Delegates at the IGD convention said rising input costs were still the biggest challenge for the grocery industry, ahead of overseas competition, slow consumer spending and difficulties raising capital.

Two years ago soaring commodity and energy price hikes led to rampant food price inflation, and with currency deflation, last year's poll of senior industry delegates found 44% were still concerned about input costs.

But with food price inflation broadly under control since February, the IGD poll which showed 37% still concerned about input costs suggests commodity prices remain a long-term concern. When asked when oil prices would reach $150 a barrel, almost half believed it would happen in five years (49%) while 23% thought 10. Just 5% felt it would not happen in their lifetime.

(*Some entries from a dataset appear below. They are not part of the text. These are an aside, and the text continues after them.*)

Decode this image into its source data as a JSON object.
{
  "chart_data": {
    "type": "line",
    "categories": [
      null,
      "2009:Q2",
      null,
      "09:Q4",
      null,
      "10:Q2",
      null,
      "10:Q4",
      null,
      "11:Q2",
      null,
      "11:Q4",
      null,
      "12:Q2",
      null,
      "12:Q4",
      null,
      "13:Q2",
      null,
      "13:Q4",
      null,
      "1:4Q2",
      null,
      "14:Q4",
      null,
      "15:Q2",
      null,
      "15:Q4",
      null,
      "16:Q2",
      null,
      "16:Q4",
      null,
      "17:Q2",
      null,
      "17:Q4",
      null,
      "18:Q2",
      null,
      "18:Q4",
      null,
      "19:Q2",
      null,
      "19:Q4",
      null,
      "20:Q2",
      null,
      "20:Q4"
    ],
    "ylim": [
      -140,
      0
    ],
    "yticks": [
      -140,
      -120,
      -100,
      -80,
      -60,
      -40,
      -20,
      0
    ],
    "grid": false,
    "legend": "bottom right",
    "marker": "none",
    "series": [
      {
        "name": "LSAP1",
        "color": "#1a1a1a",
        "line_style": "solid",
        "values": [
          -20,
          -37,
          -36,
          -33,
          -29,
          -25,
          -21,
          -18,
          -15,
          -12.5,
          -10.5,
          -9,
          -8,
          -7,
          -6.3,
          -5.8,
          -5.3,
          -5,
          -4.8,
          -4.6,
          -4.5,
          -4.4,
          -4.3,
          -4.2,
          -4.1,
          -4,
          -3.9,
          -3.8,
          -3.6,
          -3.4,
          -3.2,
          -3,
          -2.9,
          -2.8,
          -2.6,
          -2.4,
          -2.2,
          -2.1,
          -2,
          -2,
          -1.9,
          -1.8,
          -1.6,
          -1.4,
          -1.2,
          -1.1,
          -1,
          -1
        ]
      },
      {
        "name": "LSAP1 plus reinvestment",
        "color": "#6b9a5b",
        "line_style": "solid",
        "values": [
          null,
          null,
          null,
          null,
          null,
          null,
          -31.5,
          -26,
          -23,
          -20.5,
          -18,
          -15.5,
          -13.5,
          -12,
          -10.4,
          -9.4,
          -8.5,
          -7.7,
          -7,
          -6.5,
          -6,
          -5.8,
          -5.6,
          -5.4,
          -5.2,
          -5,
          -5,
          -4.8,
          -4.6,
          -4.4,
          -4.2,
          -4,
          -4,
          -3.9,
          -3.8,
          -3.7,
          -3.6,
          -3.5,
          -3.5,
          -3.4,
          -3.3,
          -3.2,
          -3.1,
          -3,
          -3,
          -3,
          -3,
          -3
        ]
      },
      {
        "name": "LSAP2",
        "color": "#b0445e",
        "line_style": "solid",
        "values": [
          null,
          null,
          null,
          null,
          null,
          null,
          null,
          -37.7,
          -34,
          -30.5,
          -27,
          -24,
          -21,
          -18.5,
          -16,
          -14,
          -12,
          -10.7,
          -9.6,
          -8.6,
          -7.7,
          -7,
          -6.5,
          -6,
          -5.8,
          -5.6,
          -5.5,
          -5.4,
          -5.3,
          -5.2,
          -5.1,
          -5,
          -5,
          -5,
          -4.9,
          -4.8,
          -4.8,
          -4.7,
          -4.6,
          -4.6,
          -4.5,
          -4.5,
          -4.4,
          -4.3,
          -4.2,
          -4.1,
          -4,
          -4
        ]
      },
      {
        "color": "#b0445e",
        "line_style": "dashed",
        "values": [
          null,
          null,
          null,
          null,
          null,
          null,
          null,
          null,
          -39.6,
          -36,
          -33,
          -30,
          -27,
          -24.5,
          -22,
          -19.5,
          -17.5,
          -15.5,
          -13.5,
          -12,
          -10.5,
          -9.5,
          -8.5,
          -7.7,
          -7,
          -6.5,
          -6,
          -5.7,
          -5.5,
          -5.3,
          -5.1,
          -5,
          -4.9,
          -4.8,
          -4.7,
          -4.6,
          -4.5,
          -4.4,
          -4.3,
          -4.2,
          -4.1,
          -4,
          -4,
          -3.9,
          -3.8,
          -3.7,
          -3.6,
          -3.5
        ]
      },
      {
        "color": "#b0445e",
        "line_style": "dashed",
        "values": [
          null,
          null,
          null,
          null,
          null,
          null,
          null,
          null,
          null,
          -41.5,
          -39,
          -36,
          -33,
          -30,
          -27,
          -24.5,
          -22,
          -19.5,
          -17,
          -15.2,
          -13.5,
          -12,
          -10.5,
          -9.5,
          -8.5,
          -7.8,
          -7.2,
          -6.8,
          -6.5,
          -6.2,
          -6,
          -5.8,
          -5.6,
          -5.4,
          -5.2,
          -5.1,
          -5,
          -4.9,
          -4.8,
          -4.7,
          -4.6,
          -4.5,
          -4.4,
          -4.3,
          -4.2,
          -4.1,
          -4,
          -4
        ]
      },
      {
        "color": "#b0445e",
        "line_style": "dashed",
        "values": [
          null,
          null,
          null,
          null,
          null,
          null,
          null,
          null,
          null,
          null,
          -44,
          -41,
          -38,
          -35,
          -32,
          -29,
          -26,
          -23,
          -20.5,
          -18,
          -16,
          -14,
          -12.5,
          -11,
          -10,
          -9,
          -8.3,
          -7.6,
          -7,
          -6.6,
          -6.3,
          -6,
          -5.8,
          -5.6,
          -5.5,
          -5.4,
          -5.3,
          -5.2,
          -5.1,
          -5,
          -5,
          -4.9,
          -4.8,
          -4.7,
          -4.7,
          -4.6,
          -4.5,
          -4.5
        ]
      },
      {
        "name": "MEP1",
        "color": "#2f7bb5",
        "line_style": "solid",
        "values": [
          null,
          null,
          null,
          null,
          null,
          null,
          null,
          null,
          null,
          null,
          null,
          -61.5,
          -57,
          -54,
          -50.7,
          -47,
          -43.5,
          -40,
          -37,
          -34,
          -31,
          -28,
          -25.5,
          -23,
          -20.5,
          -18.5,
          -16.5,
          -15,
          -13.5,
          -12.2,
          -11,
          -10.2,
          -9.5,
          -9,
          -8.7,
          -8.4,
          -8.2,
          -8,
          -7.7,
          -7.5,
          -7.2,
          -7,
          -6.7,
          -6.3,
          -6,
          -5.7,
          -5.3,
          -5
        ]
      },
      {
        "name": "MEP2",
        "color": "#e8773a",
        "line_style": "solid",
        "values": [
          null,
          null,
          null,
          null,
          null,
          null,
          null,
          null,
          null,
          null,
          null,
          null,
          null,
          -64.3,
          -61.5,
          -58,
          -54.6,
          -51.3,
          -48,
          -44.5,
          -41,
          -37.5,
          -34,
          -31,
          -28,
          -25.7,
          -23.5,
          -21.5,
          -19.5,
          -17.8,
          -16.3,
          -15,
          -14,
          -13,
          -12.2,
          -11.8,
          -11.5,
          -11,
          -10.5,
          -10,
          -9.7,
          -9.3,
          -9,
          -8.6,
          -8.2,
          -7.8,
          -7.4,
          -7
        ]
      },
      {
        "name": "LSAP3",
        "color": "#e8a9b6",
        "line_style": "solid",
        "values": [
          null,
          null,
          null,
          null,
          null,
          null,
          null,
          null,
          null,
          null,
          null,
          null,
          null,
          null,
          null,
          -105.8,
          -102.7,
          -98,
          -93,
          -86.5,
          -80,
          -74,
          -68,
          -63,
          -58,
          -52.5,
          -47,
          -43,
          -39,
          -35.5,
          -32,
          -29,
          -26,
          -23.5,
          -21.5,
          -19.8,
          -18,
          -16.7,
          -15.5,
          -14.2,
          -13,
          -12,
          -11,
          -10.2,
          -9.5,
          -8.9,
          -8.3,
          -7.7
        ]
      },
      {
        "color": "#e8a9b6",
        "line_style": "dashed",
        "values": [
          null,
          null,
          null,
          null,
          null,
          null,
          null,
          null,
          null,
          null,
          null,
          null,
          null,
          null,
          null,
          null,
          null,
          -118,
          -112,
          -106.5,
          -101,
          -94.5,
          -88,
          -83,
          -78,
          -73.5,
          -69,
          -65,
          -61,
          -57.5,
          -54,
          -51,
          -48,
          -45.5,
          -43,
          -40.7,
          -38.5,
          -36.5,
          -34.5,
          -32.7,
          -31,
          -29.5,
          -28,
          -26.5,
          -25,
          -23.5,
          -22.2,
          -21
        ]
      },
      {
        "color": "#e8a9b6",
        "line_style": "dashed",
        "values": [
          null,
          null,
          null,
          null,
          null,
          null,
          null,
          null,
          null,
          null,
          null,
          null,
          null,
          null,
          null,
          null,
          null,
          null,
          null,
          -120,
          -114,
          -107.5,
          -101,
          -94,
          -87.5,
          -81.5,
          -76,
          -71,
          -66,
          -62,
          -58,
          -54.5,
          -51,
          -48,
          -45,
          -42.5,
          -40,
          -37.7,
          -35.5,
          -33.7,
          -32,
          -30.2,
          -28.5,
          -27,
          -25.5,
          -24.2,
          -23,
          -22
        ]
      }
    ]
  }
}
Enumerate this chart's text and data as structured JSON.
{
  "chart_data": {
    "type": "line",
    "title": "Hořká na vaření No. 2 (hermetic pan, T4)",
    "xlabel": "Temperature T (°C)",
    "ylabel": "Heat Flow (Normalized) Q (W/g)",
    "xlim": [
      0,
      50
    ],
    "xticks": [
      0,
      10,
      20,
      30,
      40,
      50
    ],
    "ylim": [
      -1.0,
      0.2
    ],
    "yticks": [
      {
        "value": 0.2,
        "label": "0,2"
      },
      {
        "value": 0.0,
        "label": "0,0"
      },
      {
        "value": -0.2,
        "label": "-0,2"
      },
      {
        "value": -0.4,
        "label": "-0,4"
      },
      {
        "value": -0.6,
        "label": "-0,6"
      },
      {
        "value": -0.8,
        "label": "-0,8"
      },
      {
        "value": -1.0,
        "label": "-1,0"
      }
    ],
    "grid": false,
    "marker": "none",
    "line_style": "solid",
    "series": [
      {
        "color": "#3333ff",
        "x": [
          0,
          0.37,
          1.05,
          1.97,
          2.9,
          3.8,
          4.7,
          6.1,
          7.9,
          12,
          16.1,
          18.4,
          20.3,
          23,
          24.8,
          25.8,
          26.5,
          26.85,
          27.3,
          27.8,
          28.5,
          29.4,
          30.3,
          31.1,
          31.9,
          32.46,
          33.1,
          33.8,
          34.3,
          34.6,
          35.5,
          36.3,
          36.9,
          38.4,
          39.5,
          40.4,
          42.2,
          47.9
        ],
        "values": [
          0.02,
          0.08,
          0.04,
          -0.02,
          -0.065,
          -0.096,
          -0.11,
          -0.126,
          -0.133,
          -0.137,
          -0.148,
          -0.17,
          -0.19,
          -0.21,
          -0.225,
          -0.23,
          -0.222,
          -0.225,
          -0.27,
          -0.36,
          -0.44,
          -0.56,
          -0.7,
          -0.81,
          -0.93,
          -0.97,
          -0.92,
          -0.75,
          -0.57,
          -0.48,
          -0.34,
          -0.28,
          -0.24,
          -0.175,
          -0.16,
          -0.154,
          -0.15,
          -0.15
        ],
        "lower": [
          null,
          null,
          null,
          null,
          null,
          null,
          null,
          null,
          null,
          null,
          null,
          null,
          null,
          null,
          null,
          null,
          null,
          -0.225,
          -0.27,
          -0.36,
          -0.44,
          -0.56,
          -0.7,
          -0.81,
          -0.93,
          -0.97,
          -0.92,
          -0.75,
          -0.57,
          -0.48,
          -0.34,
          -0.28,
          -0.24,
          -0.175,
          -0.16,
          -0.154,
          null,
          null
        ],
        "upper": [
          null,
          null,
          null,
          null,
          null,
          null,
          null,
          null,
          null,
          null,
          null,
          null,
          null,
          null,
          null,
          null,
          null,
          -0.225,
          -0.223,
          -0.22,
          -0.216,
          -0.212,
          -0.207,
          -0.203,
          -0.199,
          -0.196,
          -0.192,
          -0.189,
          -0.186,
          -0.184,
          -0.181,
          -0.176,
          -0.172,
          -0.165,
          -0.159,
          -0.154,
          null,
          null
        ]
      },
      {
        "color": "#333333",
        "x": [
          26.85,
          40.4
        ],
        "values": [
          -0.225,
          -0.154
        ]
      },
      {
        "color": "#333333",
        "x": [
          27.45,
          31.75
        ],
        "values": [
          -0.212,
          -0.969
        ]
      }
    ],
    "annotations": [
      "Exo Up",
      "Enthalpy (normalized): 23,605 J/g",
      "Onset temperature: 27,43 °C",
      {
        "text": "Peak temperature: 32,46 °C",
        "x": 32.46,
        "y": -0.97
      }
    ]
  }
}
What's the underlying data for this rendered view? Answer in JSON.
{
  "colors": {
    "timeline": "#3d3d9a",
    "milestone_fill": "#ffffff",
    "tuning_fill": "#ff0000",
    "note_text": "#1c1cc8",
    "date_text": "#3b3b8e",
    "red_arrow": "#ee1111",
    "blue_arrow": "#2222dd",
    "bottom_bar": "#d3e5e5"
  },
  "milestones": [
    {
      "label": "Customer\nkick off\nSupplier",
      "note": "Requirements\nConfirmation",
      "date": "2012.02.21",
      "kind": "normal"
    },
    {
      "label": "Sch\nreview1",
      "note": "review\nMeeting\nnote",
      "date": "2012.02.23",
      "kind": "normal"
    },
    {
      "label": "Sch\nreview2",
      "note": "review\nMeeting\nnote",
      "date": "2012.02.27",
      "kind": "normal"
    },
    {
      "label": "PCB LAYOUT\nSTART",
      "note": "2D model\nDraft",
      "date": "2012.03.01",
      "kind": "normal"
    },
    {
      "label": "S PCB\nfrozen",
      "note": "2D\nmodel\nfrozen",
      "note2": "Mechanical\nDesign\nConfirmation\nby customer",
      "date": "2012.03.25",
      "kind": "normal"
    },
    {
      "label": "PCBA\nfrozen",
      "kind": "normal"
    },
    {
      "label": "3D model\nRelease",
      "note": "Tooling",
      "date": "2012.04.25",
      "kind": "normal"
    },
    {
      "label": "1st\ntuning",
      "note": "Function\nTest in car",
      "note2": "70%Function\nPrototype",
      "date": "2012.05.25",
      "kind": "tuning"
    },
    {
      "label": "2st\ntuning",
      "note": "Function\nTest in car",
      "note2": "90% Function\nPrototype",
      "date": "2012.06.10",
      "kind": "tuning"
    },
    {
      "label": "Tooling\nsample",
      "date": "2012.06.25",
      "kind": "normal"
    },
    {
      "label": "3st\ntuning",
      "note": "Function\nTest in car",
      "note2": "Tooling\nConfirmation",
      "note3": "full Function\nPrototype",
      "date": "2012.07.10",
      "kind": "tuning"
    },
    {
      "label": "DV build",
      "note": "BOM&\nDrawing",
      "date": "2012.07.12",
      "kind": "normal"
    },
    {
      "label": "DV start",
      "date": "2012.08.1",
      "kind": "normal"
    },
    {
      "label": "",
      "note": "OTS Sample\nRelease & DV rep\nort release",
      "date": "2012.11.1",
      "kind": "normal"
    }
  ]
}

Optimism about the economy was cautious, but there were clear signs most business leaders believed rock bottom had been reached. Of those polled, 45% believed the economy would be 'slightly better' in 2010, while 34% thought it would be 'about the same'. Just 15% thought the 'worst was yet to come'.

The IGD also polled a sample of 1,091 consumers on their attitudes to money and found the recession may have altered their behaviour for good. More than half (54%) said they would be more careful about spending money in the future than they were currently, regardless of economic recovery. Only 5% predicted they would be more frivolous.

When asked how they pictured grocery shopping in 2012, many shoppers said their behaviour would change, with 22% shopping more online, 15% shopping less on the high street, and 29% shopping at discounters more. However, 26% said they would shop more at farmers' markets and 23% more at specialist stores. 

"Shoppers intend to keep changing their habits, seeking more from less, and they expect the food and grocery industry to keep delivering better value," said IGD chief executive Joanne Denney-Finch (pictured).